LUBIN/GMINA LUBIN. Śmieci z remontu pozbyli się wyrzucając je do lasu – lubinianin i mieszkaniec gminy Lubin chcieli zaoszczędzić na sprzątaniu, jednak ostatecznie każdy z nich musiał zapłacić po 500 zł.
– O porzuconych śmieciach zawiadomili nas pracownicy urzędu gminy – mówi aspirant sztabowy Jan Pociecha, rzecznik policji. – Policjanci ustalili, kto je wyrzucił.
Porozrzucane przy drodze Raszowa – Mała Raszowa kartony, kafelki, pudła po armaturze sanitarnej okazały się pozostałościami po remoncie jednego z lubińskich sklepów. Jego właściciel został ukarany 500-złotowym mandatem.

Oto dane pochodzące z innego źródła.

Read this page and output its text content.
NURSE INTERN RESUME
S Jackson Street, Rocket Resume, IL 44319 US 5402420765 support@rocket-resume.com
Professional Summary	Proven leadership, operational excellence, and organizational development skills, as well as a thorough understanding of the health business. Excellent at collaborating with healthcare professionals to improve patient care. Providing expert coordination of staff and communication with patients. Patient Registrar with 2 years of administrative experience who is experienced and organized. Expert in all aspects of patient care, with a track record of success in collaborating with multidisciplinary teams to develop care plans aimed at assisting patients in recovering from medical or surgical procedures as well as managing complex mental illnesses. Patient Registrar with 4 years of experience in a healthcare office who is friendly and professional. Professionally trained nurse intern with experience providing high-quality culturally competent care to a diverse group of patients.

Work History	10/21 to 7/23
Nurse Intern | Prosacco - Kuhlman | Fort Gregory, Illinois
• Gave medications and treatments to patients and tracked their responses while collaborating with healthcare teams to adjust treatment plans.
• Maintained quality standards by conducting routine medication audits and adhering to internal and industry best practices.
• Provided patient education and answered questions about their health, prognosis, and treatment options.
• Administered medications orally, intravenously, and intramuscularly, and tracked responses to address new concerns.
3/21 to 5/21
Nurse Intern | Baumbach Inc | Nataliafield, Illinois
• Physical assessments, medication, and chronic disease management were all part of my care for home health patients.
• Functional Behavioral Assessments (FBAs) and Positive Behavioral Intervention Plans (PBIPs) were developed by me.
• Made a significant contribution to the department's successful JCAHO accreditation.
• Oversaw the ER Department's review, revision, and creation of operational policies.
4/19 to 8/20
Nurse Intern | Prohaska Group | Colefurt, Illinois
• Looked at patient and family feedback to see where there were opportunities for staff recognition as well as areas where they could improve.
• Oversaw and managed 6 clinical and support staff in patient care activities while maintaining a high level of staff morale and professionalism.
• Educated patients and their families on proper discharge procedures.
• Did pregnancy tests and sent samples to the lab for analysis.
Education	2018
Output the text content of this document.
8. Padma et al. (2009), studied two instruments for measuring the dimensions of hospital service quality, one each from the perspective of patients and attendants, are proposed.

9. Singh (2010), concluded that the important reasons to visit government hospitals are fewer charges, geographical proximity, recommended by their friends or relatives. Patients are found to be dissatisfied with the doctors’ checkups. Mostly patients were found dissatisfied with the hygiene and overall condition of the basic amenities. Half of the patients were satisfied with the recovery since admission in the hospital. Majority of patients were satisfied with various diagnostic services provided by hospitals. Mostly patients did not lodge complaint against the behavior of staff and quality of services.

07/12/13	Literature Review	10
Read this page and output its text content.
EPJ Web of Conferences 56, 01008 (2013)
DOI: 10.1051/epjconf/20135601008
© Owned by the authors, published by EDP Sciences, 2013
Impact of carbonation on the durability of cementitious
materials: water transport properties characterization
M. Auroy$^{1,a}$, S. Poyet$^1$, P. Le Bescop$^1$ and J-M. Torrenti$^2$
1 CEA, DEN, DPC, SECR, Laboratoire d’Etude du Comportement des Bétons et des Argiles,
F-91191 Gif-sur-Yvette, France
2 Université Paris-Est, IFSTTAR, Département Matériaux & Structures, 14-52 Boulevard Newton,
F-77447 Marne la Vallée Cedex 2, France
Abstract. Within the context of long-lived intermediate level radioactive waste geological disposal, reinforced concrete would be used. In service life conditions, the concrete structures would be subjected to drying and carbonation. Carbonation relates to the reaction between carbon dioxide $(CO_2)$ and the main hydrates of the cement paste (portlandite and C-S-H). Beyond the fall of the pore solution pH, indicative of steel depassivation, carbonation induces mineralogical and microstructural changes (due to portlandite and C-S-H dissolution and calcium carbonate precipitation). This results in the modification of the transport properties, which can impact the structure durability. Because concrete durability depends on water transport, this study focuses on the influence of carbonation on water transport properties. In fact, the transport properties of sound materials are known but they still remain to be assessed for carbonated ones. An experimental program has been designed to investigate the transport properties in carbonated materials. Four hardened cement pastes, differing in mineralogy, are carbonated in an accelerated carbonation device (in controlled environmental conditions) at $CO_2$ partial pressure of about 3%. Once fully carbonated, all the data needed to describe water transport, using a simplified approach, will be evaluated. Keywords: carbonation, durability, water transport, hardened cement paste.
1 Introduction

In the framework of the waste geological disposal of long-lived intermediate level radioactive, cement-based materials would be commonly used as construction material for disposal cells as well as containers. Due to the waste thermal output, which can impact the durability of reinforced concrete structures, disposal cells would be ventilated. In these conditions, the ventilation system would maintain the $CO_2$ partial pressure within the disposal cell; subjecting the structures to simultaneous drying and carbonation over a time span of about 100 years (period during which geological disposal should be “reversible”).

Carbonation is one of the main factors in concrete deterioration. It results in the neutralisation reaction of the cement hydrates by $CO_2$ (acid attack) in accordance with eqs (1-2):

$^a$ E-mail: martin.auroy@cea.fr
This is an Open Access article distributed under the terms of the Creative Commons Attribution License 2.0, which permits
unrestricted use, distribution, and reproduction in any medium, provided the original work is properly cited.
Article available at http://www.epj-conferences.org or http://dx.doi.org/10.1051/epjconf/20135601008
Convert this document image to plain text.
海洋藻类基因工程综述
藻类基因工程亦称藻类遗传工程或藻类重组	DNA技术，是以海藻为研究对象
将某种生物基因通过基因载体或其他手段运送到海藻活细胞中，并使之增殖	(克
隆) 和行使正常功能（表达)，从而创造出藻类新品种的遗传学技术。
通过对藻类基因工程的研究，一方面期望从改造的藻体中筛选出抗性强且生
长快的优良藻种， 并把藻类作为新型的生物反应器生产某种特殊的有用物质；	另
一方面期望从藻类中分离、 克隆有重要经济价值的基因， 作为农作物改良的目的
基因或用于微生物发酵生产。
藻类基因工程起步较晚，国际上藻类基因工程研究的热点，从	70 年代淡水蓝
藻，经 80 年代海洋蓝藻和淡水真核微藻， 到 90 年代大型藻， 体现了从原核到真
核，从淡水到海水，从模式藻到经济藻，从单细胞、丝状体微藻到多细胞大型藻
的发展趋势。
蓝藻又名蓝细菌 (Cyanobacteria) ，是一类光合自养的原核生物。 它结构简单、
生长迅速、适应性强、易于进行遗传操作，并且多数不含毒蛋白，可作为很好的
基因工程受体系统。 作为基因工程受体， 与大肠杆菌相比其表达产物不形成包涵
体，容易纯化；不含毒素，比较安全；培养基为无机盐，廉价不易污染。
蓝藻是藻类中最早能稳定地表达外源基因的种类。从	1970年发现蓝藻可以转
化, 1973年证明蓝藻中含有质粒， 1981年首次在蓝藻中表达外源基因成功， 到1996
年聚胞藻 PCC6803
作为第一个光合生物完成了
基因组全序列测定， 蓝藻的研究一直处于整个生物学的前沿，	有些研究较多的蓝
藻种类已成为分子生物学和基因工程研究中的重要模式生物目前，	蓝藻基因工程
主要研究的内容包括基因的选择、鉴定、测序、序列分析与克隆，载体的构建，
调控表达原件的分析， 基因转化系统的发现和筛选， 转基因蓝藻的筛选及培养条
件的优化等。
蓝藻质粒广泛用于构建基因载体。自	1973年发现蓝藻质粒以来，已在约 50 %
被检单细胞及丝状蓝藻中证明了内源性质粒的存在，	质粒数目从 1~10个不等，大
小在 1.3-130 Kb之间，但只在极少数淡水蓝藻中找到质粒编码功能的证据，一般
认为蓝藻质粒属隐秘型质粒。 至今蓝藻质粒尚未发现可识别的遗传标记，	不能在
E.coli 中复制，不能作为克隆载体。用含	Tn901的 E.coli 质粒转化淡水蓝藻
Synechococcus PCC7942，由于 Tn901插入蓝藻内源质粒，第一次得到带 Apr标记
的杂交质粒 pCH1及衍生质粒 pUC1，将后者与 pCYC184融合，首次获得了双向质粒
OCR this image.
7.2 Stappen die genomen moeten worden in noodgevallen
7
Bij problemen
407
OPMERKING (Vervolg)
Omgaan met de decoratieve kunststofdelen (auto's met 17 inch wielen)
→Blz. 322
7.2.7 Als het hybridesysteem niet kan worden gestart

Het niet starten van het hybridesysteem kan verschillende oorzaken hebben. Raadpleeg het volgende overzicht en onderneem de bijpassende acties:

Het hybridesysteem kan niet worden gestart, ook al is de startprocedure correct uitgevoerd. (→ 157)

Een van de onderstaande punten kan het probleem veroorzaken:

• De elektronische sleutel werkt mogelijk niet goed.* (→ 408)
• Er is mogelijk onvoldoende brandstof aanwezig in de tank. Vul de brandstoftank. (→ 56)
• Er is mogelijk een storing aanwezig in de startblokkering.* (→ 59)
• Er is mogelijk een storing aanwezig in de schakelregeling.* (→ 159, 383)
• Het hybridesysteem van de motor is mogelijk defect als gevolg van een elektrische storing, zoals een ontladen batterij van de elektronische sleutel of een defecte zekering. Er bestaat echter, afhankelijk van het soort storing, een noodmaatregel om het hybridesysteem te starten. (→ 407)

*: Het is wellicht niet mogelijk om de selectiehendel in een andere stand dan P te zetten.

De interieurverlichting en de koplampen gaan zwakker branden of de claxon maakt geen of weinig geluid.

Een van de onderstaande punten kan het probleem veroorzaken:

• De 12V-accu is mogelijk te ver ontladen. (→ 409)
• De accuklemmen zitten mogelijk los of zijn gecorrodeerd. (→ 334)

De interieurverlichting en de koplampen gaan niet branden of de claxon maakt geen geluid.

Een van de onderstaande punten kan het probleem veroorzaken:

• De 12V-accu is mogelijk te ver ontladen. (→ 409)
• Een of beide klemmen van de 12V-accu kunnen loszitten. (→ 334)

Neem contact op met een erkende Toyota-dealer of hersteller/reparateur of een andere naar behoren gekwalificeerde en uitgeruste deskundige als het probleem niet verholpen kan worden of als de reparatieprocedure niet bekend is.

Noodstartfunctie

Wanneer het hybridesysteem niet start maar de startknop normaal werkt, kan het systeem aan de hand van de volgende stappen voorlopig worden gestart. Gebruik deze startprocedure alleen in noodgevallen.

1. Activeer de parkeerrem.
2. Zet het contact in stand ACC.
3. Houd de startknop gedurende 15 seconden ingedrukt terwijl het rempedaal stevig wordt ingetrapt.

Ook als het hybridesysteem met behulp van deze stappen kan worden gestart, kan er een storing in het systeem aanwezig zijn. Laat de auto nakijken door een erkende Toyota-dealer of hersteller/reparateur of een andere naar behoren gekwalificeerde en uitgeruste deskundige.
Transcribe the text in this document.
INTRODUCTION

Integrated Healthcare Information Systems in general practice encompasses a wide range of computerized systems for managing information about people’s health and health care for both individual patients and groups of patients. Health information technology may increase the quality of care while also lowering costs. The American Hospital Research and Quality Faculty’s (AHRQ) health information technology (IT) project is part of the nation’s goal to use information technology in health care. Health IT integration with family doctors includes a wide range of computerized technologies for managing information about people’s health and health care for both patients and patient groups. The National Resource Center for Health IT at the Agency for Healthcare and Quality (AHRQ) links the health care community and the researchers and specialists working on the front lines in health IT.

W innym miejscu, tego samego dnia, znaleziono cztery worki po nawozach sztucznych wypełnione odpadkami z remontu łazienki.
I tym razem po śmieciach dotarto do ich właściciela. Był nim mieszkaniec gminy Lubin. On również został ukarany 500-złotowym mandatem.
Obaj sprawcy muszą także posprzątać po sobie i do gminy dostarczyć faktury za utylizację śmieci.